Abstract: Typical methods for semantic image segmentation rely on large training sets comprising pixel-level segmentations and pixel-level classifications. In medical applications, a large number of training images with per-pixel segmentations are diffcult to obtain. In addition, many applications involve images or image tiles containing a single object/region of interest, where the image/tile-level information about object/region class is readily available. We propose a novel deep-neural-network (DNN) framework for joint segmentation and recognition of objects relying on weakly-supervised learning from training sets having very few expert segmentations, but with object-class labels available for all images/tiles.
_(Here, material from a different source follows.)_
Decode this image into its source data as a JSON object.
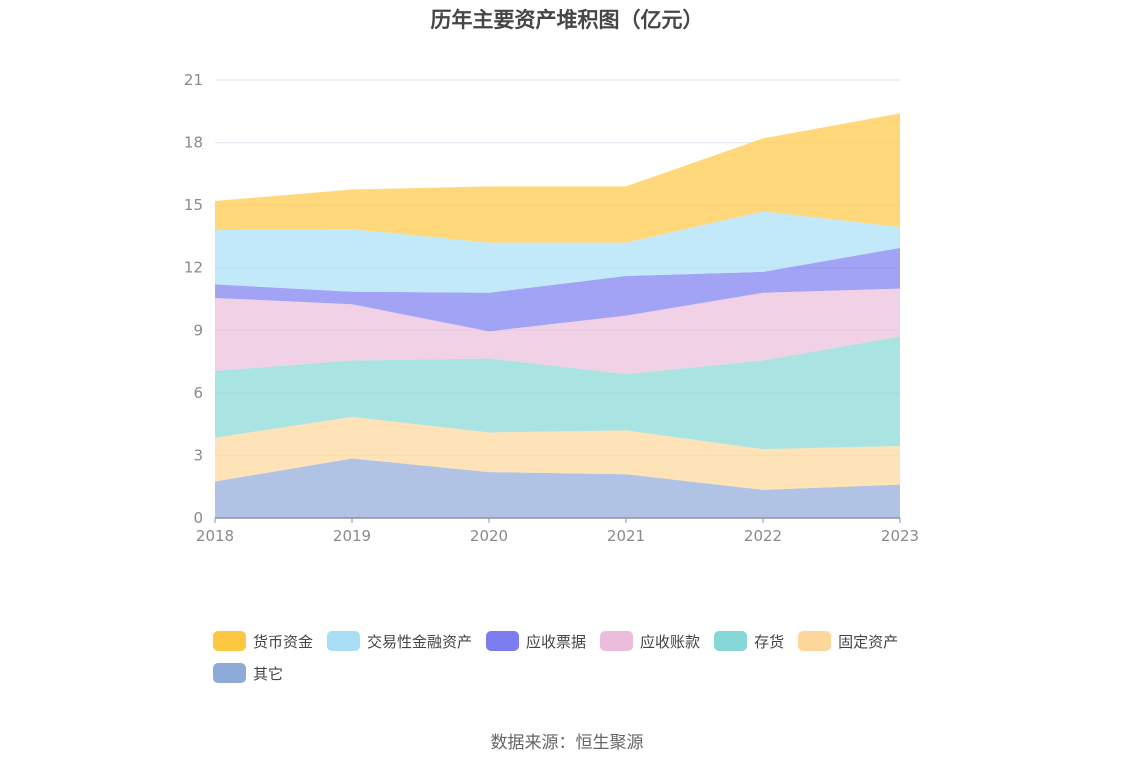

For weakly-supervised learning, we propose a variational-learning framework relying on Monte Carlo expectation maximization (MCEM), infering a posterior distribution on the missing segmentations. We design an effective Metropolis-Hastings posterior sampler coupled with suitable sample reparametrizations to enable end-to-end backpropagation. We design an effective posterior sampler coupled with suitable sample reparametrizations to enable end-to-end backpropagation. Our end-to-end learning DNN first produces probabilistic segmentations of objects, and then their probabilistic classifications. Results on two publicly available real-world datasets show the benefits of our strategies of (i) joint object segmentation and recognition as well as (ii) weakly-supervised MCEM-based learning.